Each mode works with different models:

CHAT

  • Any model works fine
  • Fast models (GPT-4o mini, Claude Haiku): Quick responses, good for conversation
  • Powerful models (GPT-4o, Claude Sonnet): Better reasoning, better for complex topics

ASK

  • Fast models preferred (because it processes multiple searches)
  • Can use powerful models if you want deep synthesis
  • Example: GPT-4 for strategy planning, GPT-4o-mini for quick facts

TRANSFORMATIONS

  • Any model works
  • Fast models (cost-effective for batch processing)
  • Powerful models (better quality extractions)
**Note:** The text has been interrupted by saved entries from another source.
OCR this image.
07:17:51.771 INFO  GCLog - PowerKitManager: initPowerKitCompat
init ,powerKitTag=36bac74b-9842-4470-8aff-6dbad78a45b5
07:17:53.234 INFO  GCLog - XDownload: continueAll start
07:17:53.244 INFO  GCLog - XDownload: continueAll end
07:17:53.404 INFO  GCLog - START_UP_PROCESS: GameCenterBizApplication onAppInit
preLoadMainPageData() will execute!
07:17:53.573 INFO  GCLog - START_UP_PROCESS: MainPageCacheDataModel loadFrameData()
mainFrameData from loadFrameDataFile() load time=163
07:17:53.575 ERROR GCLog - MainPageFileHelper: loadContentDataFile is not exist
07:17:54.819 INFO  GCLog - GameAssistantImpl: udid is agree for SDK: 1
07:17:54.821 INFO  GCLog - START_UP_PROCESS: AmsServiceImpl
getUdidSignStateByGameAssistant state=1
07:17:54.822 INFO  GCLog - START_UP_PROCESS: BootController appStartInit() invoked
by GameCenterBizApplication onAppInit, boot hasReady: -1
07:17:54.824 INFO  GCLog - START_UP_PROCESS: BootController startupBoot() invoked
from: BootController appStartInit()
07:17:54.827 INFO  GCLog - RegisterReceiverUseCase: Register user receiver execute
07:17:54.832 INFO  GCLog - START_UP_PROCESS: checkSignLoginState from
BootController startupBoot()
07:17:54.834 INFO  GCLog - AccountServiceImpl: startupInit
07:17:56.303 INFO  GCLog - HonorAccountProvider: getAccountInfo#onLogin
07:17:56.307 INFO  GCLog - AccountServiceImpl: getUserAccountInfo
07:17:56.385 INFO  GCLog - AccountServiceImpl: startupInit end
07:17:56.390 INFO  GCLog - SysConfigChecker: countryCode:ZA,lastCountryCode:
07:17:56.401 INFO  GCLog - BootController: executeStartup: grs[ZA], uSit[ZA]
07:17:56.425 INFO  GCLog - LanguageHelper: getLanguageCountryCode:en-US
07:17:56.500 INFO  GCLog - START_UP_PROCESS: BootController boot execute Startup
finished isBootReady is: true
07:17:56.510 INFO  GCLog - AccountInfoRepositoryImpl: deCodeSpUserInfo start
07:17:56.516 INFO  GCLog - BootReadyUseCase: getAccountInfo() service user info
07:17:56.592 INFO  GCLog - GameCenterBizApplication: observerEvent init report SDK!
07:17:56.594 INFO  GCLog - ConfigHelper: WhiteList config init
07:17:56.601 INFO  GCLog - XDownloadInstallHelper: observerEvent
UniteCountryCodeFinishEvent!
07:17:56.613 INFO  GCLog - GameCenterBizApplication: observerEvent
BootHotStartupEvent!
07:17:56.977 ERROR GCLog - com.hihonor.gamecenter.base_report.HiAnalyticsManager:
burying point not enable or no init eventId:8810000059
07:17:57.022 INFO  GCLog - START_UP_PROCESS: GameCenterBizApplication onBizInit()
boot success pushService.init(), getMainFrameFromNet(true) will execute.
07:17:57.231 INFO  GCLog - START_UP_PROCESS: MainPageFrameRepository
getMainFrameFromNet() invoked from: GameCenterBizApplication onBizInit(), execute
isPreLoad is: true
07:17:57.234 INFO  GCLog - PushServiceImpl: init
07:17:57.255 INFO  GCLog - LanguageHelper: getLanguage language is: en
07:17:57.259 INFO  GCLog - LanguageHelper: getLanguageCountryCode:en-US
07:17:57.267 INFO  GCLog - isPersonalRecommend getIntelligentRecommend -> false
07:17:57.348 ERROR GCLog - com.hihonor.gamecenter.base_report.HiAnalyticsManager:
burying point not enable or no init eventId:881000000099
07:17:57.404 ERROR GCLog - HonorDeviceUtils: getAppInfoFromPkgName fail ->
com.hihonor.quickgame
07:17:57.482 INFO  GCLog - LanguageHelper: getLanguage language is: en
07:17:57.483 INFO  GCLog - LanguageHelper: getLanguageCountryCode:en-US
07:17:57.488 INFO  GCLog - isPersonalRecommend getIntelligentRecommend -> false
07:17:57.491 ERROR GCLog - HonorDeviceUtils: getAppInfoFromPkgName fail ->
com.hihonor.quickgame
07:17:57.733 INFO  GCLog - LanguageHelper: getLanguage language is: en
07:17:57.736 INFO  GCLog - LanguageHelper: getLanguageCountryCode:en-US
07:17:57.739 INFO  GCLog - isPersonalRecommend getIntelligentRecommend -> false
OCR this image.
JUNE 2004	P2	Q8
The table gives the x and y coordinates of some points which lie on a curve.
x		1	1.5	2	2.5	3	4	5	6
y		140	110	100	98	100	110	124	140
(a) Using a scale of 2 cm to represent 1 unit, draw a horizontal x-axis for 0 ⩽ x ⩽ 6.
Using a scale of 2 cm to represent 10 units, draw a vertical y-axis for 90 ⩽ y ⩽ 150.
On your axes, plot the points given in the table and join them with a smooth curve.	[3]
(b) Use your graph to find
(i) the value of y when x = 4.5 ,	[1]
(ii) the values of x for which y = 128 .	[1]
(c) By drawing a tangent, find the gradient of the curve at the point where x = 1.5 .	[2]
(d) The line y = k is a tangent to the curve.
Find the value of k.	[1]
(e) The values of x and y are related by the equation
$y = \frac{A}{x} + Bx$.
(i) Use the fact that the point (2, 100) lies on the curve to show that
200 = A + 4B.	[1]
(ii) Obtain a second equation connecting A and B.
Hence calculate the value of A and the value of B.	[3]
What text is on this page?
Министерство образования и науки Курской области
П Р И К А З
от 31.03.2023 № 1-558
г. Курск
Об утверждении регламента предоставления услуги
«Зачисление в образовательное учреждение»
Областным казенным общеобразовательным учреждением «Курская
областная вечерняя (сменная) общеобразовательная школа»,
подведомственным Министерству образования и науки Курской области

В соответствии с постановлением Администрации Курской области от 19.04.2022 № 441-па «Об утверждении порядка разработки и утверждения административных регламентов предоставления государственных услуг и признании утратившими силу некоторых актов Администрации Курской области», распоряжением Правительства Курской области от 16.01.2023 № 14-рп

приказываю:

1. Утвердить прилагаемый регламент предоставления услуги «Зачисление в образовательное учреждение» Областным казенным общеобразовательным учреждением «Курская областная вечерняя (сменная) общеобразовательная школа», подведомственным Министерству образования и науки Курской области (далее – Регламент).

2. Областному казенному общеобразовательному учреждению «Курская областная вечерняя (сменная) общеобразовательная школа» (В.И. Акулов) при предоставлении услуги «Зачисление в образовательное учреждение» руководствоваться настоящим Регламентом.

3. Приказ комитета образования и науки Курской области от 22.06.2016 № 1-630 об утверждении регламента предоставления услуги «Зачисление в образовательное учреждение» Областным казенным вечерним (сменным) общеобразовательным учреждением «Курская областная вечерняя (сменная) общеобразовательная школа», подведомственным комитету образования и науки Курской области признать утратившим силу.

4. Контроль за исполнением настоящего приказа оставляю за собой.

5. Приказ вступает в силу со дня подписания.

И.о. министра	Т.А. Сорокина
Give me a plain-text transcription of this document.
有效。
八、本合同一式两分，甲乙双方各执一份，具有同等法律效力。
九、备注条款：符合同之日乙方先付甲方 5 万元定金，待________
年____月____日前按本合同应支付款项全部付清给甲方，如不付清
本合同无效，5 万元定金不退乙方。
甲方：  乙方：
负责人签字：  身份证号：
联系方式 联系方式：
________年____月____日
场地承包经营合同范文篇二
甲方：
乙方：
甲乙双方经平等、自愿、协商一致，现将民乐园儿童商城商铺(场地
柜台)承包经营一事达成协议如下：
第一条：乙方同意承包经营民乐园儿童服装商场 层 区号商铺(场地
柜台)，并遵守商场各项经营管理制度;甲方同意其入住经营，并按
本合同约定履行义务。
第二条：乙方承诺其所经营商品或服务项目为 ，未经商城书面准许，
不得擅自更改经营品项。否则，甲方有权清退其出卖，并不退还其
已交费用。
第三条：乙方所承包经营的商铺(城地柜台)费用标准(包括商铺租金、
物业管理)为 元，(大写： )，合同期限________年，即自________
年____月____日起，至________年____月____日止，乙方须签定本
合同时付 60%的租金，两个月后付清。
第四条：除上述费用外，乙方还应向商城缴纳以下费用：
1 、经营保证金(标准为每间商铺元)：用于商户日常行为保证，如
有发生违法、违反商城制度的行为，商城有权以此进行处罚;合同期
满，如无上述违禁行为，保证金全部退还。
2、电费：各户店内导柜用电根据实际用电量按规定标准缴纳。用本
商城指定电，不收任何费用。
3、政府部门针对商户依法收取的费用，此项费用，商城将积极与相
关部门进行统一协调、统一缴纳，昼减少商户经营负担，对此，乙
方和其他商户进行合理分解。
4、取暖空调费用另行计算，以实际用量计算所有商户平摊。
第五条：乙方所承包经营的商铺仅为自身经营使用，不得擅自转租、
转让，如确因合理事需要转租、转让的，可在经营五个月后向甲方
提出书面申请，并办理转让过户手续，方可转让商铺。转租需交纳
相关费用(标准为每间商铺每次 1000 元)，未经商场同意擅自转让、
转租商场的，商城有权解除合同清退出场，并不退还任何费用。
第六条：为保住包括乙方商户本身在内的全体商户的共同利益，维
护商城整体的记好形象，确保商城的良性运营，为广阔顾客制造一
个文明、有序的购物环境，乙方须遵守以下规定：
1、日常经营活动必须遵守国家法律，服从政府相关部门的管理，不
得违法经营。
Advanced: Chaining Modes Together

You can combine these modes:

TRANSFORMATIONS → CHAT
  1. Use transformations to extract structured data
  2. Use chat to discuss the results

ASK → TRANSFORMATIONS
  1. Use Ask to understand what matters
  2. Use Transformations to extract it from remaining sources

CHAT → Save as Note → TRANSFORMATIONS
  1. Have conversation (Chat)
  2. Save good responses as notes
  3. Use those notes as context for transformations

Summary: When to Use Each

Situation Use Why
"I want to explore a topic with follow-up questions" CHAT Conversational, you control context
"I need a comprehensive answer to one complex question" ASK Automatic search, synthesized answer
"I want consistent summaries from each source" TRANSFORMATIONS Template reuse, apply to each source
"I'm comparing two specific sources" CHAT Select just those 2, have discussion
"I need to categorize each source by X criteria" TRANSFORMATIONS Extract category from each source
"I want to understand the big picture across all sources" ASK Automatic comprehensive search
"I want to build a knowledge base" TRANSFORMATIONS Create structured note from each source
"I want to iterate on understanding" CHAT Multiple questions, refine thinking

The key insight: Different questions need different tools. Open Notebook gives you all three because research rarely fits one mode.